Une étape importante dans la réinsertion des détenus
La construction d’un tel spectacle a également une visée pédagogique. Il permet à des détenus qui arrivent à la fin de longues peines – plus de trois années de prison – de s'ouvrir progressivement au monde extérieur et de découvrir d’autres horizons : le théâtre, l’écriture et la musique. "J’ai commencé à écrire en prison, lorsque j’étais au mitard, la cellule disciplinaire", raconte ainsi Sofiane, qui déclame désormais avec brio ses textes sur scène.

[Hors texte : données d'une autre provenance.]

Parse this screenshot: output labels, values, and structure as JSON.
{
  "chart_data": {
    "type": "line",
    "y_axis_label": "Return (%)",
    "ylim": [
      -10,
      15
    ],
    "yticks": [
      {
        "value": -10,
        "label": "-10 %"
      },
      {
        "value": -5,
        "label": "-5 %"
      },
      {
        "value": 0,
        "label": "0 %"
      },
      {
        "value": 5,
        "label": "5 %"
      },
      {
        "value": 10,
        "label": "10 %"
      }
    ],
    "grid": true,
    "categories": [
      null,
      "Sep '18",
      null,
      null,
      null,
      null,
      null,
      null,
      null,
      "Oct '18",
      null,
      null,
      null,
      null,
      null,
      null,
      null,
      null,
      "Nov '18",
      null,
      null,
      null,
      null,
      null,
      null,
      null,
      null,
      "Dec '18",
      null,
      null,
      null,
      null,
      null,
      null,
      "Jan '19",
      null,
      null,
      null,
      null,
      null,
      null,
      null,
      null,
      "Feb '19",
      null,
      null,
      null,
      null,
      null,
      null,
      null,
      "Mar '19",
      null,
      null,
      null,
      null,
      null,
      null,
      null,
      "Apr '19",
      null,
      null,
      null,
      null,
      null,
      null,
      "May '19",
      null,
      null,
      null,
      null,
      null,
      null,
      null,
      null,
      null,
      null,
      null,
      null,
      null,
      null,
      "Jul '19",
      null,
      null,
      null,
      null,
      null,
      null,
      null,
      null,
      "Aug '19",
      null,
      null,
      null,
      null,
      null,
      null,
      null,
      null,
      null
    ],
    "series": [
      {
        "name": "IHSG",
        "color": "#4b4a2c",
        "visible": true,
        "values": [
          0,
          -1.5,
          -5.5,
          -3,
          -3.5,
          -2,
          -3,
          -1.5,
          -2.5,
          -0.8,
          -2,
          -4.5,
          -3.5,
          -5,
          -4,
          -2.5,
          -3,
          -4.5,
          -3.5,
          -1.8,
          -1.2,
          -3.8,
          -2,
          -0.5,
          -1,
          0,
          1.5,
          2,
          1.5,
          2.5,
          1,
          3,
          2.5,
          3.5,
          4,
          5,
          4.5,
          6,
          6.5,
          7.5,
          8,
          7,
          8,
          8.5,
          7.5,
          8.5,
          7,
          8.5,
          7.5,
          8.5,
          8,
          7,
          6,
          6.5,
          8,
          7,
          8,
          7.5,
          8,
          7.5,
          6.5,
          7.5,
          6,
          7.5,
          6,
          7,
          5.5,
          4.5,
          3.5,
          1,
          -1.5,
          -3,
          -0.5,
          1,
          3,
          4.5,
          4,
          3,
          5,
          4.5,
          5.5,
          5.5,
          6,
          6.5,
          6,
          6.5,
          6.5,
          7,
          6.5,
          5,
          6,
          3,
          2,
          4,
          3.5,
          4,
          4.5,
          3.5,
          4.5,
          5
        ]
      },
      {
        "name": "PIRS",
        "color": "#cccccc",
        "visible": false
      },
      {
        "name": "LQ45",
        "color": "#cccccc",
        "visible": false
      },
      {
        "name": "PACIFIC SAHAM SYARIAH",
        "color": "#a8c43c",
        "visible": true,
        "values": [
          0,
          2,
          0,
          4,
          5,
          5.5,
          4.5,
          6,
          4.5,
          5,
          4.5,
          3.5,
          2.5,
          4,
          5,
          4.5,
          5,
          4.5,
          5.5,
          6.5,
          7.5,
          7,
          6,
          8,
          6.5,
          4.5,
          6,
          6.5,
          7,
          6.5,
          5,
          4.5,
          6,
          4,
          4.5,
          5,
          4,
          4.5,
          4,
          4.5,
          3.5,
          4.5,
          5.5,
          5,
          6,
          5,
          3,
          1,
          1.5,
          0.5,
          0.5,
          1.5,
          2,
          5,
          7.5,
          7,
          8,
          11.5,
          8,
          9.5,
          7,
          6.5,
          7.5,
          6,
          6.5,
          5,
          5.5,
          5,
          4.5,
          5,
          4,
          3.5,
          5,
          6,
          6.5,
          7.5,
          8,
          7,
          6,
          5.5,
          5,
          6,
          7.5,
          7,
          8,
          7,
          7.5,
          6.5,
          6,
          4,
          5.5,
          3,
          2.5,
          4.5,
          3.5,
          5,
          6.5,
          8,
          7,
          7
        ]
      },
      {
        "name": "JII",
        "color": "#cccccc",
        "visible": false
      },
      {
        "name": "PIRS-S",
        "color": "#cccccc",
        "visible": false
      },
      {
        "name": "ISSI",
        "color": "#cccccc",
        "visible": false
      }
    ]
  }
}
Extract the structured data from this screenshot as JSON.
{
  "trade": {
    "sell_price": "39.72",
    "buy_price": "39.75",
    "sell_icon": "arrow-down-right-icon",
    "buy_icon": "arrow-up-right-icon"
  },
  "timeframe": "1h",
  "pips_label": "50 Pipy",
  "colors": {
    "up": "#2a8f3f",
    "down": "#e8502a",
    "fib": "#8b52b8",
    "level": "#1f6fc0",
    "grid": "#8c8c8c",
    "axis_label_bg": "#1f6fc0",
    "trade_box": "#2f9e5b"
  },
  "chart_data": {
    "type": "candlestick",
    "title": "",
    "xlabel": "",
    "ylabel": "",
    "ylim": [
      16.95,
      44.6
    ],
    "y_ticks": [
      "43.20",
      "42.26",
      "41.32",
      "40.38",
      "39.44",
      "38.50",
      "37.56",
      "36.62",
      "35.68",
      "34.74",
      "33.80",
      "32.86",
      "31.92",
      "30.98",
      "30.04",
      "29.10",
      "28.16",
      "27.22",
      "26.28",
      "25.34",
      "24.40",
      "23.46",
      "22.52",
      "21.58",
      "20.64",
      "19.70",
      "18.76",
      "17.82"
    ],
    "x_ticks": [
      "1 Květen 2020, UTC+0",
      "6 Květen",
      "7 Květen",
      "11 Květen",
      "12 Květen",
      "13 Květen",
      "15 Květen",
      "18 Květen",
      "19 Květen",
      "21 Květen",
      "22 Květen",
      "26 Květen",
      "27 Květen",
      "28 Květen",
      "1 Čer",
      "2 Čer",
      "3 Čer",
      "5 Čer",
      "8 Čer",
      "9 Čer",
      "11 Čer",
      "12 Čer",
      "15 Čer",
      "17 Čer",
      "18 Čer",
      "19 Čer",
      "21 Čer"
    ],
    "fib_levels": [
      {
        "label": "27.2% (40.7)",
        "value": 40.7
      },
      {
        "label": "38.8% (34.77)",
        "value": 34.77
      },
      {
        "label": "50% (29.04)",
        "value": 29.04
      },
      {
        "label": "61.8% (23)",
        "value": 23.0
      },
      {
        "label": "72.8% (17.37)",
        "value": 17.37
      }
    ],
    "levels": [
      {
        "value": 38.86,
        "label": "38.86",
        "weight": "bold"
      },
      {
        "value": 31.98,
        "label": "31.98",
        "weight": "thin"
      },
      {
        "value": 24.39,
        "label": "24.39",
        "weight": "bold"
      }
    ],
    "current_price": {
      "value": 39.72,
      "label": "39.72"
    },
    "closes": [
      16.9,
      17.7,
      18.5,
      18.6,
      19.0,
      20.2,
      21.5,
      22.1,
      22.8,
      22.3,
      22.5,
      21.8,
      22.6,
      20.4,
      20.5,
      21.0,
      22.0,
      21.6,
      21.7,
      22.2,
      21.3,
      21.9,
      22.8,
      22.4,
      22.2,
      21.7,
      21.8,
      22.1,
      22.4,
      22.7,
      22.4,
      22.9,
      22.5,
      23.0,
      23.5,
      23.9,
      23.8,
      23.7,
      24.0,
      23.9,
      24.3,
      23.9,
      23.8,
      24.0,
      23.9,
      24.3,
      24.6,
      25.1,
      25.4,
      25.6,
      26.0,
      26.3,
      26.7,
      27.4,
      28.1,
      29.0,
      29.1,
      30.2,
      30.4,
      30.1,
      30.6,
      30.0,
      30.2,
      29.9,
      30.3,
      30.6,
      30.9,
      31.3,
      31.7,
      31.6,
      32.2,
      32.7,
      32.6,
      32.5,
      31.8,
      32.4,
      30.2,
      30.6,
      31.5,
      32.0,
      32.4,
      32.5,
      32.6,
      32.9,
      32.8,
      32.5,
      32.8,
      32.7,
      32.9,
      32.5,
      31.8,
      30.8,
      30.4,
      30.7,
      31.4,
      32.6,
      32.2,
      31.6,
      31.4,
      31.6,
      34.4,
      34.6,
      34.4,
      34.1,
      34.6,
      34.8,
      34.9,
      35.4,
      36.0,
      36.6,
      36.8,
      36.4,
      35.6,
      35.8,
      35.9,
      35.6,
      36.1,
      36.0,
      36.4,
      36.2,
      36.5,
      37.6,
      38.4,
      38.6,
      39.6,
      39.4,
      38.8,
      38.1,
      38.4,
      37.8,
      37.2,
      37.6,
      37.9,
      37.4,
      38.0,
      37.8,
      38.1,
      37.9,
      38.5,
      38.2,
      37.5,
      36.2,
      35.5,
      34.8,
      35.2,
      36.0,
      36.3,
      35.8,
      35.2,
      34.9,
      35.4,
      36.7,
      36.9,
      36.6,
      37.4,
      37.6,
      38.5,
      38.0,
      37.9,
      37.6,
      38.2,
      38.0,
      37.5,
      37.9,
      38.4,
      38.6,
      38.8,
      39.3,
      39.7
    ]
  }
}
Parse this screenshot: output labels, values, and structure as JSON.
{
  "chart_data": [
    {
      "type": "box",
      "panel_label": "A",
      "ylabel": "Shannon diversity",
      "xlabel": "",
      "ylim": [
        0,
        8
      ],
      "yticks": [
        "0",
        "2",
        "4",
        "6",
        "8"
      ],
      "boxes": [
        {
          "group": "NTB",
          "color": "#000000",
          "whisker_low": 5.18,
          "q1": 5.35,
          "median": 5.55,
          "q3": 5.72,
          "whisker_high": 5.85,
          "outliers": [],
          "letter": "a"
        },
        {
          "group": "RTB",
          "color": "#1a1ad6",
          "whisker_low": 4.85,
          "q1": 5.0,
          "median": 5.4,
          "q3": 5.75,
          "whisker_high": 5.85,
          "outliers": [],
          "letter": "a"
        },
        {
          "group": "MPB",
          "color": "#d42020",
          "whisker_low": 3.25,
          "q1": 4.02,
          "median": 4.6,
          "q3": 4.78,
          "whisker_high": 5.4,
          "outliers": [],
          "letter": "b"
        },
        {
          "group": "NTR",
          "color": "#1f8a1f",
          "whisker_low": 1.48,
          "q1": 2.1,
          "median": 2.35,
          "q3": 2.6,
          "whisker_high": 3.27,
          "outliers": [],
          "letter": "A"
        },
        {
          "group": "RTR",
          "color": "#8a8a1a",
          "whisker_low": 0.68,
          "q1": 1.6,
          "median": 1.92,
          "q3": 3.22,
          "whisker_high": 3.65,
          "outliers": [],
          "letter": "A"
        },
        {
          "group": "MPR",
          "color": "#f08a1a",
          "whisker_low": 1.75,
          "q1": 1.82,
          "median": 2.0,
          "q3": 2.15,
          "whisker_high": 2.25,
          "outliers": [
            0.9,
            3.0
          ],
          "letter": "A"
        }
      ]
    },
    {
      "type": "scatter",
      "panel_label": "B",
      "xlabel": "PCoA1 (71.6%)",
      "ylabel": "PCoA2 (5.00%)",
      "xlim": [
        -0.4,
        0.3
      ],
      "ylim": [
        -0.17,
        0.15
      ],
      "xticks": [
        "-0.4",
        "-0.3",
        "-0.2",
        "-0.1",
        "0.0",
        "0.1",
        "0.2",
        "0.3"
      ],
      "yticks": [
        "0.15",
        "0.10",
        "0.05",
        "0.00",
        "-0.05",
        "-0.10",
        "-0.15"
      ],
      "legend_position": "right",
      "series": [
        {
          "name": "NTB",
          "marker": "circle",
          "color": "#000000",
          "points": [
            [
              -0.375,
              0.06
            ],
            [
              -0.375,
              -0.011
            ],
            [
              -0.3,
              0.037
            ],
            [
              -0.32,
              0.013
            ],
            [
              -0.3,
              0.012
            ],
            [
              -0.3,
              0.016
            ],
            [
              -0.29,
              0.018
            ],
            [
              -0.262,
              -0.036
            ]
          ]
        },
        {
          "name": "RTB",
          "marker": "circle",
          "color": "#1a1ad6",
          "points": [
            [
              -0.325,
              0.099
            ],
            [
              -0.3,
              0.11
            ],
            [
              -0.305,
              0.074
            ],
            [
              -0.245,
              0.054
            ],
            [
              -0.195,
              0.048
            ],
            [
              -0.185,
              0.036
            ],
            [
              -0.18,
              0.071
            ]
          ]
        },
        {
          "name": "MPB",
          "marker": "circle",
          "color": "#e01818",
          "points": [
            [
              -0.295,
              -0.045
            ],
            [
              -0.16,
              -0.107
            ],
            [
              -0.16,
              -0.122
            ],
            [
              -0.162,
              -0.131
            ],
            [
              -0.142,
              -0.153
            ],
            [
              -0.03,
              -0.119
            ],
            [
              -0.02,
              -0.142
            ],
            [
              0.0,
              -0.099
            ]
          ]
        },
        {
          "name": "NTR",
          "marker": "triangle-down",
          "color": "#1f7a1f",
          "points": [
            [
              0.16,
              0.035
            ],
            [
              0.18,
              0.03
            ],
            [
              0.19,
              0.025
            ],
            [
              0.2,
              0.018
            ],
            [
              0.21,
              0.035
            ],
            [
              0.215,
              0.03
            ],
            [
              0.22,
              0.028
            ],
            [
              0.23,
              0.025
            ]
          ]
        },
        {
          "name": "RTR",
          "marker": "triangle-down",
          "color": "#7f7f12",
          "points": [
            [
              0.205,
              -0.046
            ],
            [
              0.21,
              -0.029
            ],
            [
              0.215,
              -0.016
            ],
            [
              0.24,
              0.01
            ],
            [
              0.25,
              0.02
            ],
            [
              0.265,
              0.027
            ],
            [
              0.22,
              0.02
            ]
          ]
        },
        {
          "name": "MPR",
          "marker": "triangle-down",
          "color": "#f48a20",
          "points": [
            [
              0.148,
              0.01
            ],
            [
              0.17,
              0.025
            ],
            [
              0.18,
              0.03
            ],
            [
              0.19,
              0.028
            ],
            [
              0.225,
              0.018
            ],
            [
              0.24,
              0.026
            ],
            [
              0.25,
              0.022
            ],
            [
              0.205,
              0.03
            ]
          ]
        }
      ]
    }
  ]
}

Comme Sofiane ou Hadyl, tous ces détenus comédiens d'un soir sont volontaires et ont signé un contrat de travail pour ce projet et sont rémunérés à la moitié du Smic. "On contribue comme ça à la remise en société – au niveau professionnel également – de ces personnes", explique Irène Muscari, coordinatrice culturelle du service pénitentiaire d’insertion et de probation. C’est la sixième année que le théâtre s’invite à la prison de Meaux. Une fidélité qui a même fait naître quelques vocations : "Deux ex-détenus ont décidé après leur sortie de prendre définitivement la route du théâtre, et aujourd’hui ils sont comédiens et ont le statut d’intermittents du spectacle", se félicite Irène Muscari.